2025 AIChE Annual Meeting

Iteratively Refined Ensemble Mlips for Aqueous Metal Oxide Molecular Dynamics

Molecular dynamics (MD) is an important method for the assessment of potential catalysts. However, classical or ab initio methods are often slow and computationally expensive. To that end, Machine Learned Interatomic Potentials (MLIPs) can be used to speed up MD simulations for easier assessment. Given that MD data is autocorrelated, we propose a sparsely sampled/coarse model that is then iteratively refined with relabeled data.

For this application, we use DeePMD-kit for the MLIPs themselves and the iterative refinement. Our models themselves are composed of a three MLIP ensemble trained on the same data. When running MD with LAMMPS, we select frames for iterative refinement based on the frame-by-frame deviation within the ensemble. For these frames, forces and potential energy surfaces are recalculated and the three models continue training with the relabeled data along with initial training data.
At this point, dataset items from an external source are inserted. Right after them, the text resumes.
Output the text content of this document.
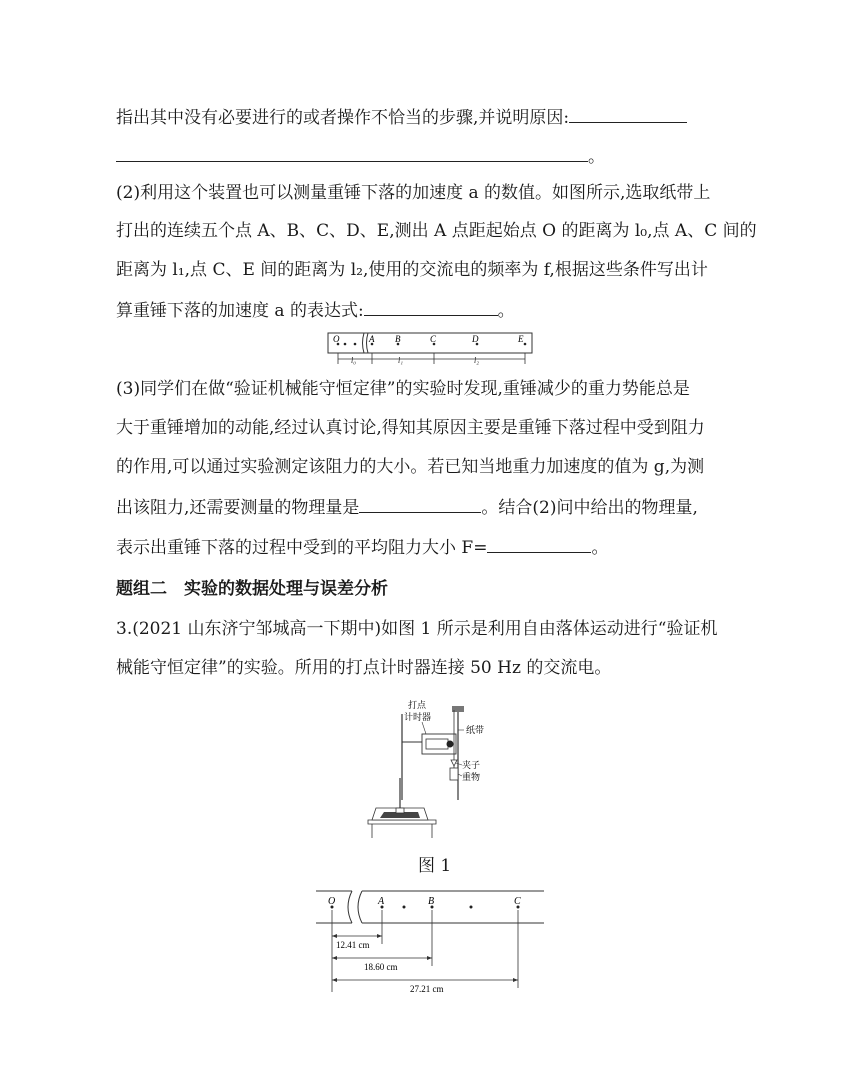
指出其中没有必要进行的或者操作不恰当的步骤,并说明原因:
。
(2)利用这个装置也可以测量重锤下落的加速度 a 的数值。如图所示,选取纸带上
打出的连续五个点 A、B、C、D、E,测出 A 点距起始点 O 的距离为 l₀,点 A、C 间的
距离为 l₁,点 C、E 间的距离为 l₂,使用的交流电的频率为 f,根据这些条件写出计
算重锤下落的加速度 a 的表达式:	。
O	A B	C	D	E
l₀	l₁	l₂
(3)同学们在做“验证机械能守恒定律”的实验时发现,重锤减少的重力势能总是
大于重锤增加的动能,经过认真讨论,得知其原因主要是重锤下落过程中受到阻力
的作用,可以通过实验测定该阻力的大小。若已知当地重力加速度的值为 g,为测
出该阻力,还需要测量的物理量是	。结合(2)问中给出的物理量,
表示出重锤下落的过程中受到的平均阻力大小 F=	。
题组二　实验的数据处理与误差分析
3.(2021 山东济宁邹城高一下期中)如图 1 所示是利用自由落体运动进行“验证机
械能守恒定律”的实验。所用的打点计时器连接 50 Hz 的交流电。
打点
计时器
纸带
夹子
重物
图 1
O	A	B	C
12.41 cm
18.60 cm
27.21 cm
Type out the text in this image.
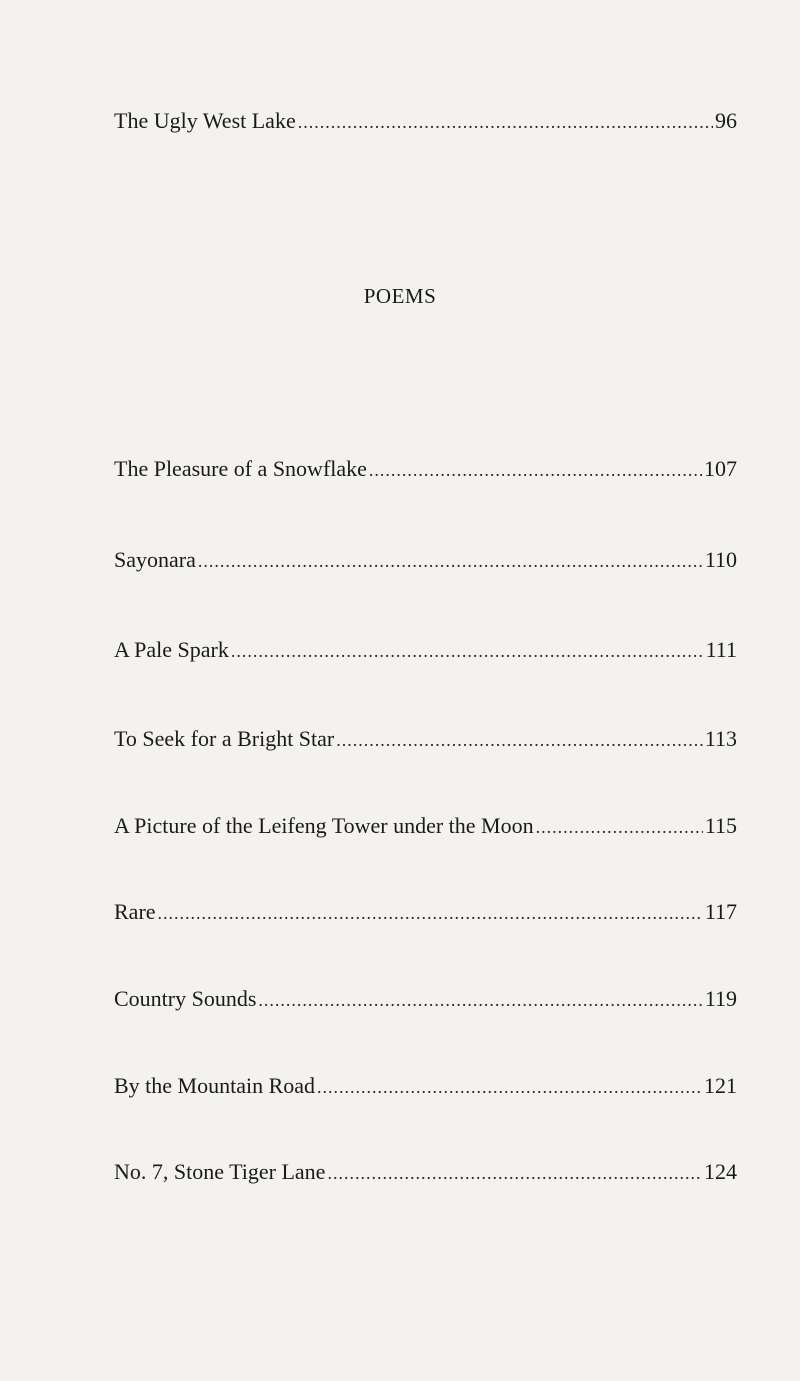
The Ugly West Lake .....	96
POEMS
The Pleasure of a Snowflake .....	107
Sayonara .....	110
A Pale Spark .....	111
To Seek for a Bright Star .....	113
A Picture of the Leifeng Tower under the Moon .....	115
Rare .....	117
Country Sounds .....	119
By the Mountain Road .....	121
No. 7, Stone Tiger Lane .....	124
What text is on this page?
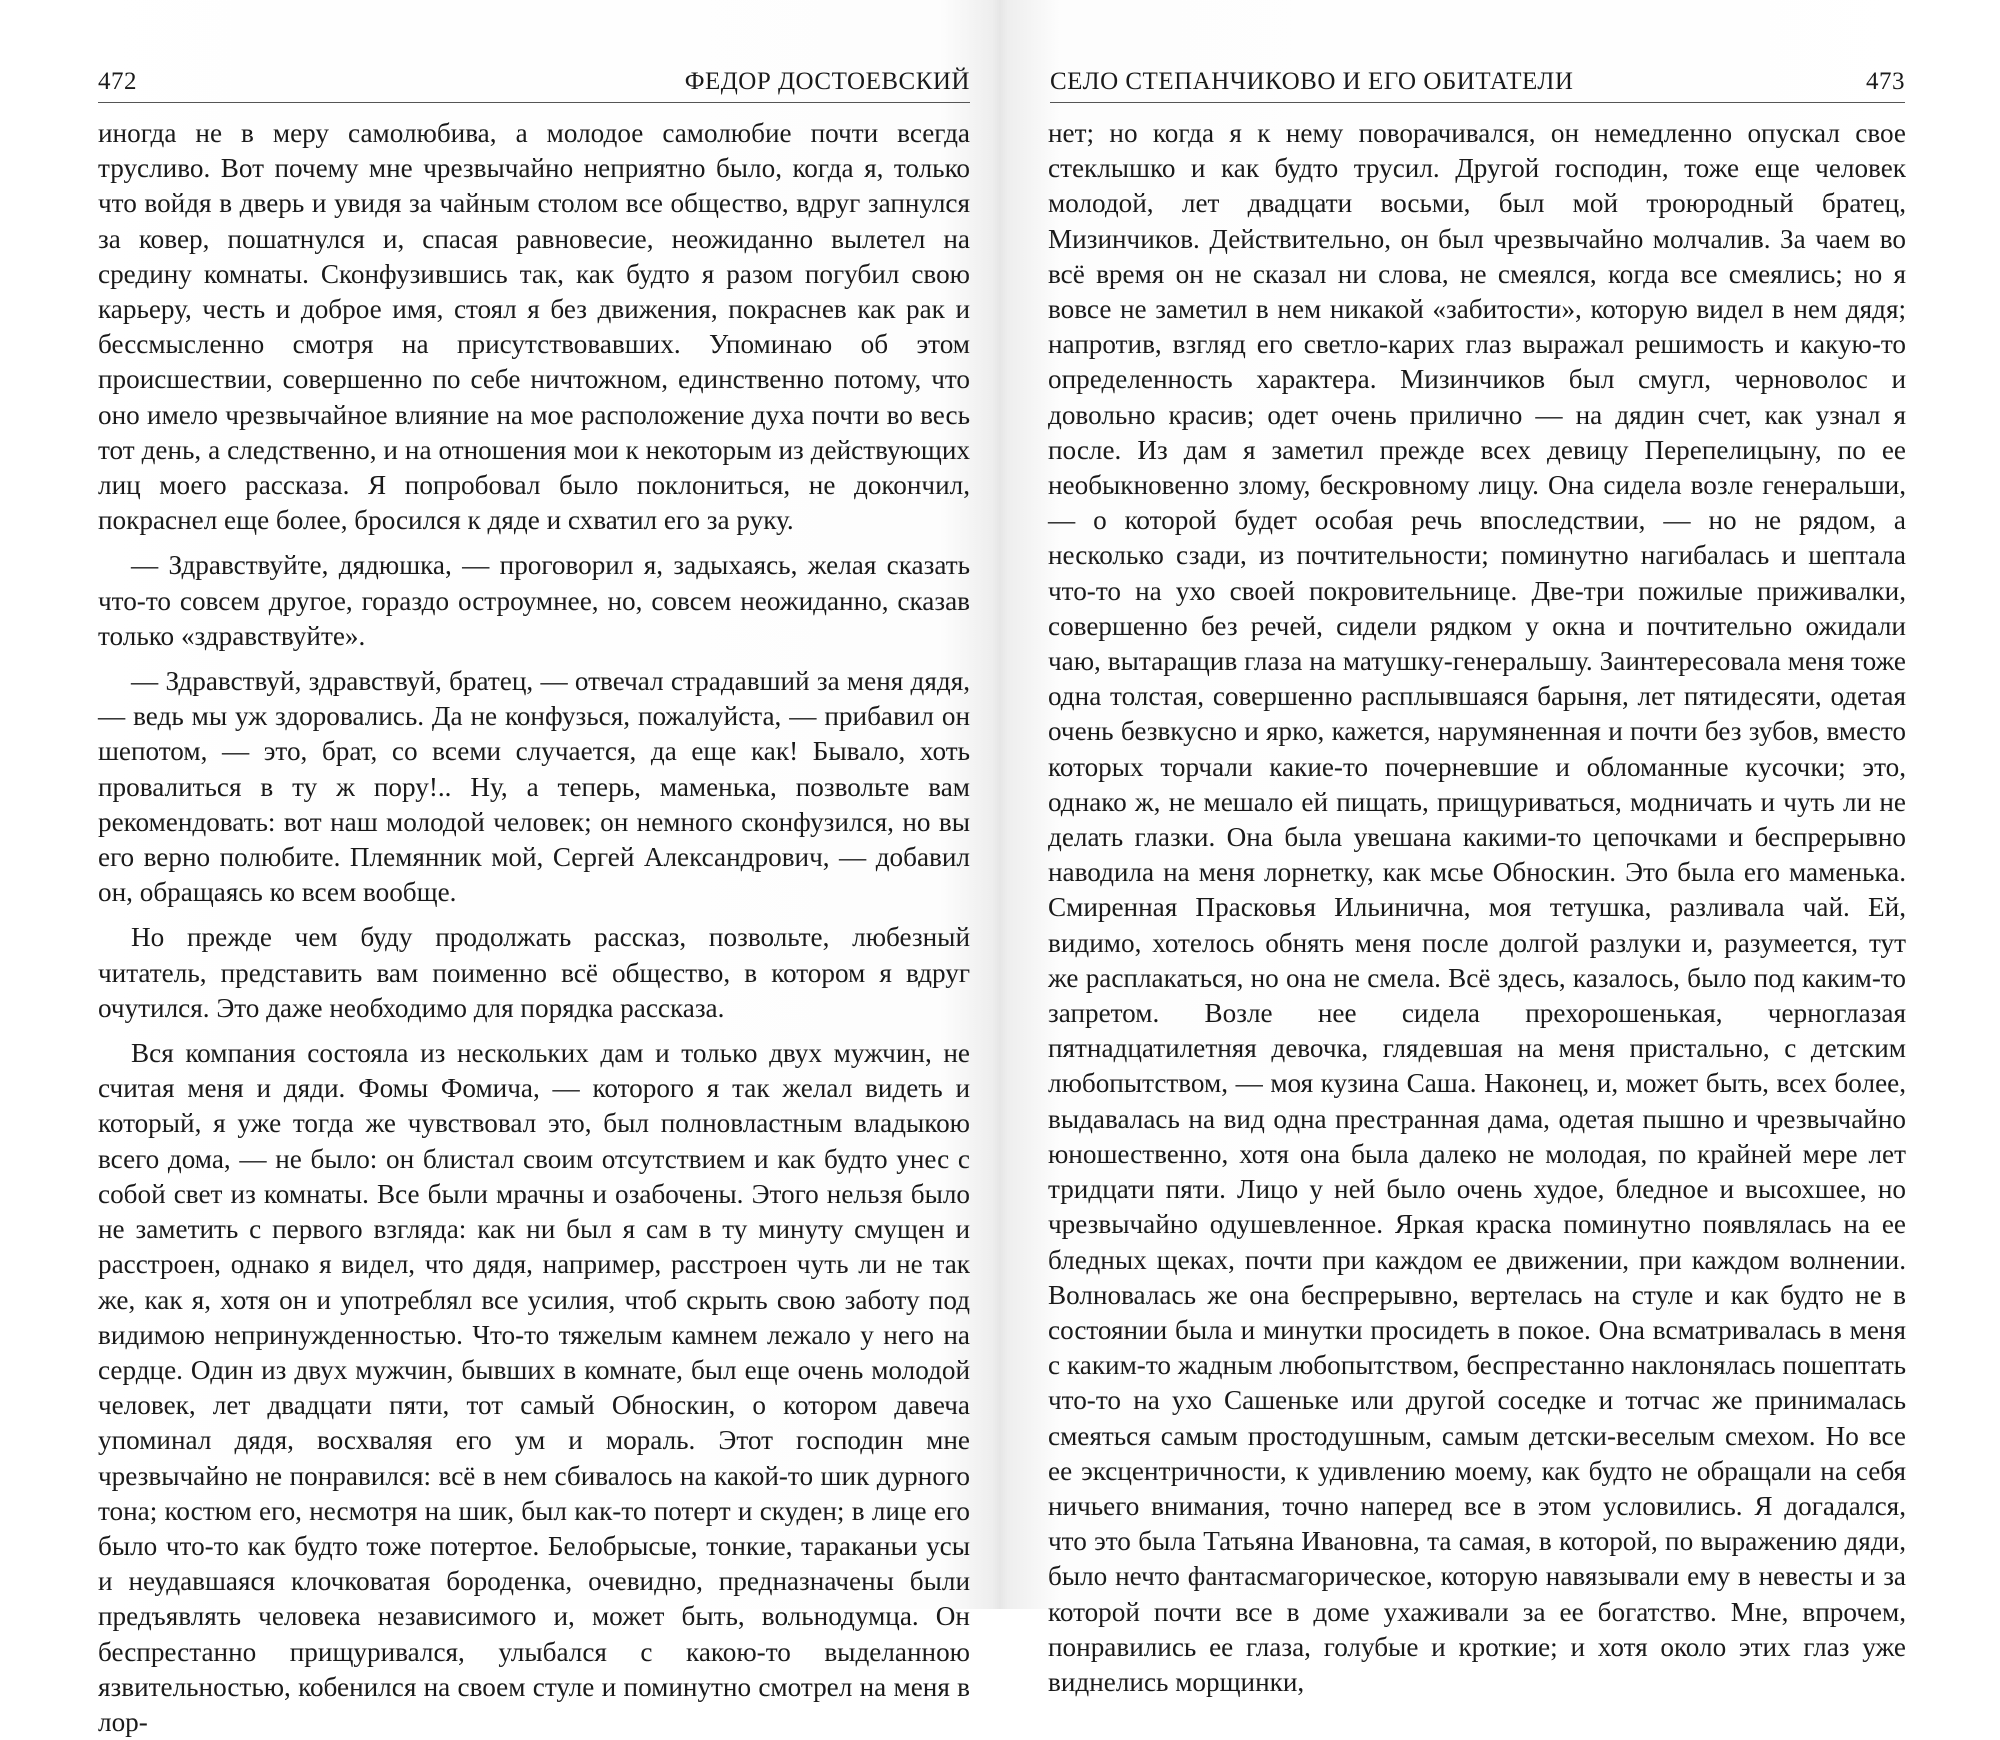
472	ФЕДОР ДОСТОЕВСКИЙ

иногда не в меру самолюбива, а молодое самолюбие почти всегда трусливо. Вот почему мне чрезвычайно неприятно было, когда я, только что войдя в дверь и увидя за чайным столом все общество, вдруг запнулся за ковер, пошатнулся и, спасая равновесие, неожиданно вылетел на средину комнаты. Сконфузившись так, как будто я разом погубил свою карьеру, честь и доброе имя, стоял я без движения, покраснев как рак и бессмысленно смотря на присутствовавших. Упоминаю об этом происшествии, совершенно по себе ничтожном, единственно потому, что оно имело чрезвычайное влияние на мое расположение духа почти во весь тот день, а следственно, и на отношения мои к некоторым из действующих лиц моего рассказа. Я попробовал было поклониться, не докончил, покраснел еще более, бросился к дяде и схватил его за руку.

— Здравствуйте, дядюшка, — проговорил я, задыхаясь, желая сказать что-то совсем другое, гораздо остроумнее, но, совсем неожиданно, сказав только «здравствуйте».

— Здравствуй, здравствуй, братец, — отвечал страдавший за меня дядя, — ведь мы уж здоровались. Да не конфузься, пожалуйста, — прибавил он шепотом, — это, брат, со всеми случается, да еще как! Бывало, хоть провалиться в ту ж пору!.. Ну, а теперь, маменька, позвольте вам рекомендовать: вот наш молодой человек; он немного сконфузился, но вы его верно полюбите. Племянник мой, Сергей Александрович, — добавил он, обращаясь ко всем вообще.

Но прежде чем буду продолжать рассказ, позвольте, любезный читатель, представить вам поименно всё общество, в котором я вдруг очутился. Это даже необходимо для порядка рассказа.

Вся компания состояла из нескольких дам и только двух мужчин, не считая меня и дяди. Фомы Фомича, — которого я так желал видеть и который, я уже тогда же чувствовал это, был полновластным владыкою всего дома, — не было: он блистал своим отсутствием и как будто унес с собой свет из комнаты. Все были мрачны и озабочены. Этого нельзя было не заметить с первого взгляда: как ни был я сам в ту минуту смущен и расстроен, однако я видел, что дядя, например, расстроен чуть ли не так же, как я, хотя он и употреблял все усилия, чтоб скрыть свою заботу под видимою непринужденностью. Что-то тяжелым камнем лежало у него на сердце. Один из двух мужчин, бывших в комнате, был еще очень молодой человек, лет двадцати пяти, тот самый Обноскин, о котором давеча упоминал дядя, восхваляя его ум и мораль. Этот господин мне чрезвычайно не понравился: всё в нем сбивалось на какой-то шик дурного тона; костюм его, несмотря на шик, был как-то потерт и скуден; в лице его было что-то как будто тоже потертое. Белобрысые, тонкие, тараканьи усы и неудавшаяся клочковатая бороденка, очевидно, предназначены были предъявлять человека независимого и, может быть, вольнодумца. Он беспрестанно прищуривался, улыбался с какою-то выделанною язвительностью, кобенился на своем стуле и поминутно смотрел на меня в лор-

СЕЛО СТЕПАНЧИКОВО И ЕГО ОБИТАТЕЛИ	473

нет; но когда я к нему поворачивался, он немедленно опускал свое стеклышко и как будто трусил. Другой господин, тоже еще человек молодой, лет двадцати восьми, был мой троюродный братец, Мизинчиков. Действительно, он был чрезвычайно молчалив. За чаем во всё время он не сказал ни слова, не смеялся, когда все смеялись; но я вовсе не заметил в нем никакой «забитости», которую видел в нем дядя; напротив, взгляд его светло-карих глаз выражал решимость и какую-то определенность характера. Мизинчиков был смугл, черноволос и довольно красив; одет очень прилично — на дядин счет, как узнал я после. Из дам я заметил прежде всех девицу Перепелицыну, по ее необыкновенно злому, бескровному лицу. Она сидела возле генеральши, — о которой будет особая речь впоследствии, — но не рядом, а несколько сзади, из почтительности; поминутно нагибалась и шептала что-то на ухо своей покровительнице. Две-три пожилые приживалки, совершенно без речей, сидели рядком у окна и почтительно ожидали чаю, вытаращив глаза на матушку-генеральшу. Заинтересовала меня тоже одна толстая, совершенно расплывшаяся барыня, лет пятидесяти, одетая очень безвкусно и ярко, кажется, нарумяненная и почти без зубов, вместо которых торчали какие-то почерневшие и обломанные кусочки; это, однако ж, не мешало ей пищать, прищуриваться, модничать и чуть ли не делать глазки. Она была увешана какими-то цепочками и беспрерывно наводила на меня лорнетку, как мсье Обноскин. Это была его маменька. Смиренная Прасковья Ильинична, моя тетушка, разливала чай. Ей, видимо, хотелось обнять меня после долгой разлуки и, разумеется, тут же расплакаться, но она не смела. Всё здесь, казалось, было под каким-то запретом. Возле нее сидела прехорошенькая, черноглазая пятнадцатилетняя девочка, глядевшая на меня пристально, с детским любопытством, — моя кузина Саша. Наконец, и, может быть, всех более, выдавалась на вид одна престранная дама, одетая пышно и чрезвычайно юношественно, хотя она была далеко не молодая, по крайней мере лет тридцати пяти. Лицо у ней было очень худое, бледное и высохшее, но чрезвычайно одушевленное. Яркая краска поминутно появлялась на ее бледных щеках, почти при каждом ее движении, при каждом волнении. Волновалась же она беспрерывно, вертелась на стуле и как будто не в состоянии была и минутки просидеть в покое. Она всматривалась в меня с каким-то жадным любопытством, беспрестанно наклонялась пошептать что-то на ухо Сашеньке или другой соседке и тотчас же принималась смеяться самым простодушным, самым детски-веселым смехом. Но все ее эксцентричности, к удивлению моему, как будто не обращали на себя ничьего внимания, точно наперед все в этом условились. Я догадался, что это была Татьяна Ивановна, та самая, в которой, по выражению дяди, было нечто фантасмагорическое, которую навязывали ему в невесты и за которой почти все в доме ухаживали за ее богатство. Мне, впрочем, понравились ее глаза, голубые и кроткие; и хотя около этих глаз уже виднелись морщинки,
This procedure gives generally favorable results, with predictions for frames with unbalanced forces following a roughly 1:1 trend with DFT results. However, there are accuracy issues for force prediction when the test frame has 0 forces. Apart from this issue, the future potential of this method lies in DeePMD-kit’s agnosticism to the molecular composition of a given catalyst, potentially predicting oxide catalysts with entirely different molecular formulae from the training data with minimal training.